An OECD working group voiced "serious concerns that the overall results of foreign bribery investigations and prosecutions to date are too low."

A report said that "no individual or company has been sanctioned for foreign bribery" since the Netherlands joined the international convention against bribing foreign officials in 2000.

The Dutch economy is based on trade, both imports and exports, notably through Europe's biggest port at Rotterdam.

The Netherlands is the world's eighth-biggest exporter.

The Organisation for Economic Cooperation and Development provides analysis and policy guidance for 34 industrialised countries.

The OECD said that of 22 foreign bribery allegation in the Netherlands, 14 had not led to investigations and only two to prosecutions, which are due to go on trial this year.

The report noted that of the 22 allegations, 12 involved so-called "mailbox companies" which are incorporated in the Netherlands but pursue their activities entirely from abroad.

The report questioned the Netherlands' "ability and proactivity in initiating proceedings" against such companies.
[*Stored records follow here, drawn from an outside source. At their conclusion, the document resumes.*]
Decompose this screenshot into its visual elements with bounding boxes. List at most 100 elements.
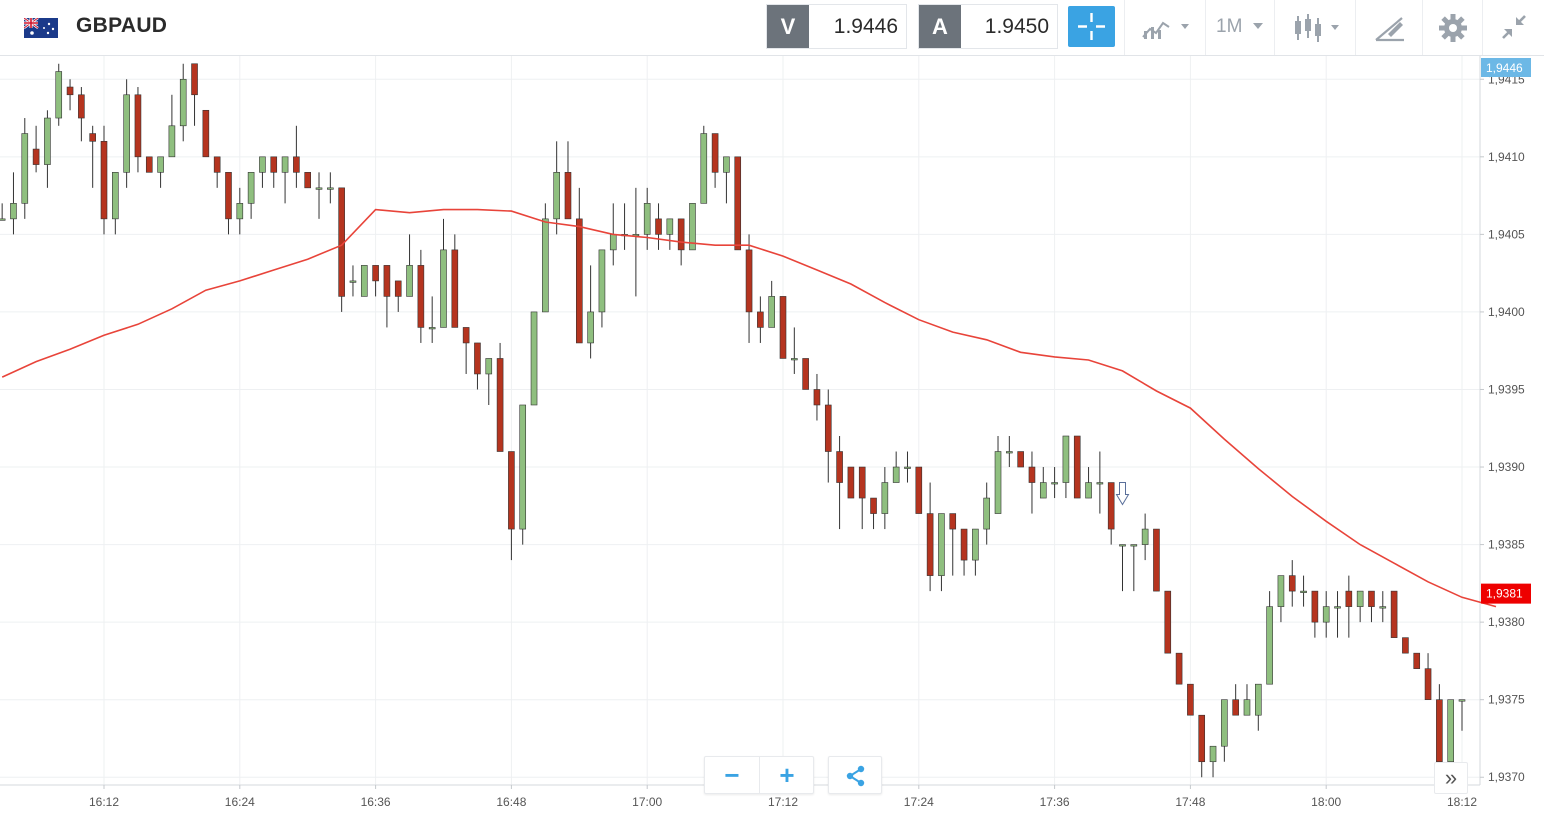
current-price-marker <box>1481 583 1531 604</box>
candle-body <box>1243 699 1251 716</box>
candle-body <box>904 466 911 469</box>
chevron-down-icon <box>1253 23 1263 29</box>
crosshair-button[interactable] <box>1068 6 1115 47</box>
candle-body <box>1447 699 1454 763</box>
candle-body <box>213 156 221 173</box>
candle-body <box>1379 606 1387 609</box>
candle-body <box>553 172 560 220</box>
candle-body <box>66 86 74 96</box>
candle-body <box>157 156 164 173</box>
x-tick-label: 17:36 <box>1040 795 1070 809</box>
y-tick-label: 1,9385 <box>1488 538 1525 552</box>
candle-body <box>1458 699 1466 702</box>
candle-body <box>360 265 368 297</box>
candle-body <box>462 327 470 344</box>
chart-type-button[interactable] <box>1124 0 1204 55</box>
candle-body <box>1006 451 1013 454</box>
candle-body <box>179 78 187 127</box>
buy-quote-button[interactable]: A 1.9450 <box>918 4 1058 49</box>
y-tick-label: 1,9390 <box>1488 460 1525 474</box>
candle-body <box>349 280 357 283</box>
candle-body <box>55 71 63 119</box>
candle-body <box>270 156 278 173</box>
ask-price-marker <box>1481 58 1531 77</box>
candle-body <box>723 156 730 173</box>
candle-body <box>542 218 549 313</box>
candle-body <box>1119 544 1126 547</box>
candle-body <box>847 466 855 499</box>
candle-body <box>44 117 51 165</box>
scroll-to-latest-button[interactable]: » <box>1434 762 1468 794</box>
candle-body <box>1277 575 1285 607</box>
candle-body <box>598 249 606 313</box>
candlestick-button[interactable] <box>1274 0 1355 55</box>
share-button[interactable] <box>828 756 882 794</box>
candle-body <box>315 187 323 190</box>
candle-body <box>1390 590 1398 638</box>
candle-body <box>1311 590 1319 623</box>
instrument-symbol: GBPAUD <box>76 14 168 37</box>
candle-body <box>1424 668 1432 700</box>
x-tick-label: 18:00 <box>1311 795 1341 809</box>
candle-body <box>78 94 85 119</box>
candle-body <box>21 133 29 204</box>
zoom-controls: − + <box>704 756 814 794</box>
candle-body <box>1266 606 1273 685</box>
candle-body <box>1413 652 1421 669</box>
settings-button[interactable] <box>1422 0 1482 55</box>
candle-body <box>519 404 527 530</box>
zoom-in-button[interactable]: + <box>779 760 795 790</box>
timeframe-button[interactable]: 1M <box>1205 0 1274 55</box>
candlestick-chart[interactable]: 1,94151,94101,94051,94001,93951,93901,93… <box>0 56 1544 821</box>
candle-body <box>530 311 538 406</box>
candle-body <box>734 156 742 251</box>
candle-body <box>1334 606 1341 609</box>
sell-quote-button[interactable]: V 1.9446 <box>766 4 907 49</box>
x-tick-label: 17:00 <box>632 795 662 809</box>
candle-body <box>1175 652 1183 685</box>
candle-body <box>1187 683 1194 716</box>
candle-body <box>1107 482 1115 530</box>
candle-body <box>1221 699 1228 747</box>
candle-body <box>1288 575 1296 592</box>
candle-body <box>892 466 900 483</box>
x-tick-label: 18:12 <box>1447 795 1477 809</box>
candle-body <box>1130 544 1138 547</box>
drawing-tools-button[interactable] <box>1355 0 1422 55</box>
current-price-label: 1,9381 <box>1486 587 1523 601</box>
ask-price-label: 1,9446 <box>1486 61 1523 75</box>
sell-signal-arrow <box>1115 482 1130 506</box>
candle-body <box>768 296 775 328</box>
candle-body <box>666 218 674 235</box>
candle-body <box>858 466 866 499</box>
candle-body <box>1062 435 1070 483</box>
candle-body <box>757 311 764 328</box>
candle-body <box>327 187 334 190</box>
candle-body <box>485 358 493 375</box>
share-icon <box>846 765 865 787</box>
zoom-out-button[interactable]: − <box>724 760 740 790</box>
chart-type-icon <box>1142 21 1189 39</box>
candle-body <box>1017 451 1024 468</box>
collapse-button[interactable] <box>1482 0 1544 55</box>
price-chart[interactable]: 1,9415 1,9410 1,9405 1,9400 1,9395 1,9390 1,93… <box>0 56 1544 821</box>
timeframe-label: 1M <box>1216 16 1243 37</box>
x-tick-label: 16:12 <box>89 795 119 809</box>
candle-body <box>1356 590 1364 607</box>
candle-body <box>1164 590 1172 654</box>
crosshair-icon <box>1078 13 1105 40</box>
candle-body <box>689 203 696 251</box>
candle-body <box>145 156 153 173</box>
sell-price: 1.9446 <box>833 15 898 38</box>
candle-body <box>972 528 979 561</box>
candle-body <box>202 109 210 158</box>
candle-body <box>881 482 889 514</box>
sell-label: V <box>767 5 809 48</box>
candle-body <box>134 94 142 158</box>
candle-body <box>824 404 832 452</box>
candle-body <box>0 218 6 221</box>
candle-body <box>609 234 617 251</box>
candle-body <box>949 513 957 530</box>
candle-body <box>440 249 447 328</box>
candle-body <box>1368 590 1375 607</box>
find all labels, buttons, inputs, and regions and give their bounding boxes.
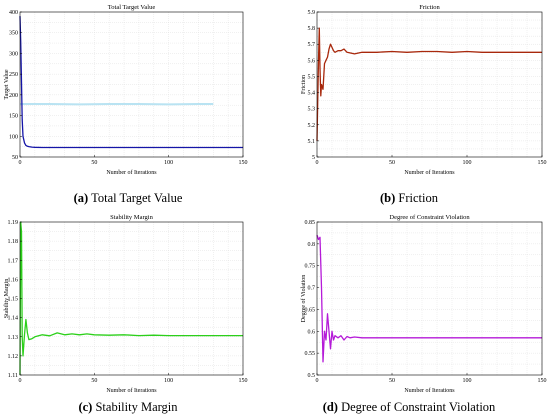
y-tick-label: 300	[9, 51, 18, 57]
x-tick-label: 100	[164, 378, 173, 384]
y-tick-label: 5.5	[308, 74, 316, 80]
x-tick-label: 100	[463, 378, 472, 384]
chart-c-series-line	[19, 221, 243, 376]
caption-d: (d) Degree of Constraint Violation	[323, 400, 496, 414]
y-tick-label: 5.9	[308, 10, 316, 16]
x-tick-label: 150	[239, 160, 248, 166]
chart-c-frame	[19, 221, 244, 376]
y-tick-label: 5.3	[308, 107, 316, 113]
y-tick-label: 1.19	[8, 220, 19, 226]
chart-a-title: Total Target Value	[108, 4, 156, 11]
y-tick-label: 1.11	[8, 373, 18, 379]
y-tick-label: 5.2	[308, 123, 316, 129]
y-tick-label: 200	[9, 93, 18, 99]
chart-c-grid	[20, 222, 243, 375]
y-tick-label: 5.1	[308, 139, 316, 145]
chart-d-frame	[316, 221, 543, 376]
y-tick-label: 0.85	[305, 220, 316, 226]
chart-b-series-line	[316, 27, 542, 141]
chart-a-y-label: Target Value	[4, 69, 10, 100]
y-tick-label: 1.16	[8, 277, 19, 283]
x-tick-label: 150	[538, 160, 547, 166]
caption-a: (a) Total Target Value	[74, 191, 183, 205]
chart-d-grid	[317, 222, 542, 375]
caption-c: (c) Stability Margin	[78, 400, 178, 414]
chart-b-y-label: Friction	[301, 75, 307, 94]
chart-b-title: Friction	[419, 4, 440, 11]
y-tick-label: 0.6	[308, 329, 316, 335]
chart-c-x-label: Number of Iterations	[106, 387, 157, 394]
y-tick-label: 0.75	[305, 264, 316, 270]
chart-b-x-label: Number of Iterations	[404, 169, 455, 176]
y-tick-label: 1.15	[8, 297, 19, 303]
caption-b: (b) Friction	[380, 191, 439, 205]
y-tick-label: 0.55	[305, 351, 316, 357]
x-tick-label: 0	[316, 378, 319, 384]
x-tick-label: 0	[19, 160, 22, 166]
y-tick-label: 100	[9, 134, 18, 140]
chart-d-x-label: Number of Iterations	[404, 387, 455, 394]
chart-a-series-line	[19, 16, 243, 149]
x-tick-label: 150	[239, 378, 248, 384]
y-tick-label: 0.5	[308, 373, 316, 379]
y-tick-label: 5	[312, 155, 315, 161]
y-tick-label: 400	[9, 10, 18, 16]
chart-d-y-label: Degree of Violation	[300, 275, 307, 323]
chart-b: 0 50 100 150 5 5.1 5.2 5.3 5.4 5.5 5.6 5.7 5.8 5.9 Fri…	[301, 4, 547, 176]
chart-d-title: Degree of Constraint Violation	[389, 214, 470, 221]
x-tick-label: 100	[463, 160, 472, 166]
y-tick-label: 5.4	[308, 91, 316, 97]
y-tick-label: 5.8	[308, 26, 316, 32]
chart-a-frame	[19, 11, 244, 158]
chart-c-y-label: Stability Margin	[4, 279, 10, 318]
y-tick-label: 1.17	[8, 258, 19, 264]
chart-d: 0 50 100 150 0.5 0.55 0.6 0.65 0.7 0.75 0.8 0.85 Deg…	[300, 214, 547, 394]
y-tick-label: 5.7	[308, 42, 316, 48]
chart-c: 0 50 100 150 1.11 1.12 1.13 1.14 1.15 1.16 1.17 1.1…	[4, 214, 248, 394]
x-tick-label: 0	[316, 160, 319, 166]
x-tick-label: 100	[164, 160, 173, 166]
y-tick-label: 5.6	[308, 58, 316, 64]
x-tick-label: 50	[91, 378, 97, 384]
x-tick-label: 50	[389, 378, 395, 384]
y-tick-label: 0.65	[305, 307, 316, 313]
x-tick-label: 50	[91, 160, 97, 166]
y-tick-label: 1.13	[8, 335, 19, 341]
y-tick-label: 0.7	[308, 286, 316, 292]
chart-b-frame	[316, 11, 543, 158]
chart-c-title: Stability Margin	[110, 214, 153, 221]
x-tick-label: 0	[19, 378, 22, 384]
y-tick-label: 350	[9, 31, 18, 37]
chart-a-x-label: Number of Iterations	[106, 169, 157, 176]
y-tick-label: 1.14	[8, 316, 19, 322]
y-tick-label: 0.8	[308, 242, 316, 248]
y-tick-label: 150	[9, 114, 18, 120]
x-tick-label: 150	[538, 378, 547, 384]
chart-a-grid	[20, 12, 243, 157]
x-tick-label: 50	[389, 160, 395, 166]
y-tick-label: 50	[12, 155, 18, 161]
y-tick-label: 1.12	[8, 354, 19, 360]
y-tick-label: 250	[9, 72, 18, 78]
chart-b-grid	[317, 12, 542, 157]
chart-d-series-line	[316, 234, 542, 363]
y-tick-label: 1.18	[8, 239, 19, 245]
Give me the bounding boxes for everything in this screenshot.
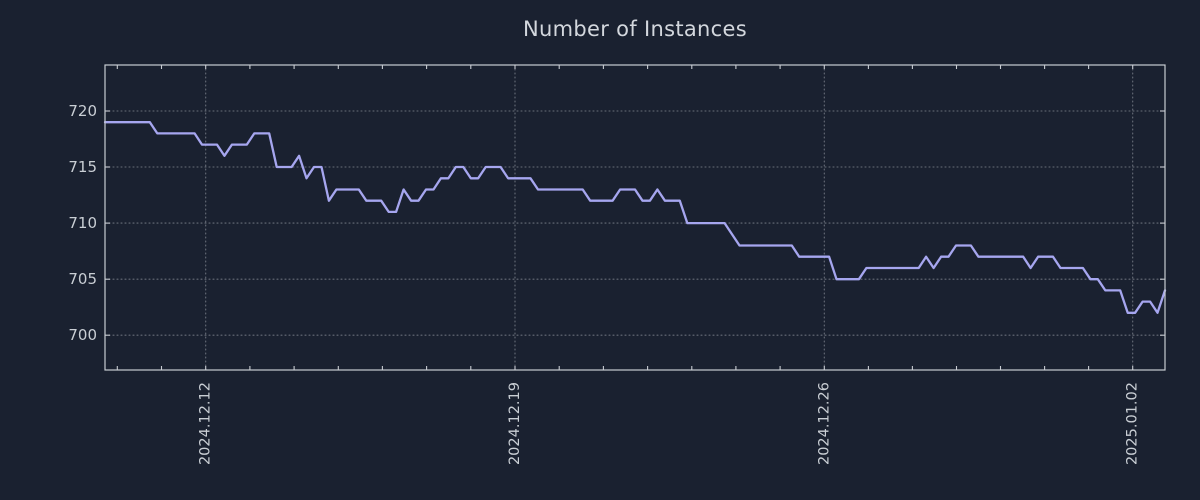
series-line [103, 121, 1167, 314]
x-tick-label: 2024.12.12 [198, 382, 214, 465]
y-tick-label: 705 [68, 270, 97, 288]
y-tick-label: 710 [68, 214, 97, 232]
x-tick-label: 2024.12.26 [816, 382, 832, 465]
chart-title: Number of Instances [523, 17, 747, 41]
x-tick-label: 2024.12.19 [507, 382, 523, 465]
plot-border [104, 64, 1166, 371]
y-tick-label: 715 [68, 158, 97, 176]
y-tick-label: 700 [68, 326, 97, 344]
y-tick-label: 720 [68, 102, 97, 120]
x-tick-label: 2025.01.02 [1125, 382, 1141, 465]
The more than 20,000 mailbox companies in the Netherlands provided the Dutch government with more than one billion euros (1.3 billion dollars) in tax revenue in 2009, the report said.

The working group said that the current level of sanctions awaiting those guilty of bribery in the Netherlands "is not sufficient".

However, it welcomed draft legislation to increase fines to 10 percent of a company's turnover.

The report did note positive steps taken in the Netherlands, including the development of expertise in confiscating criminal proceeds.

It also welcomed corruption awareness-raising activities by the foreign ministry through its embassies.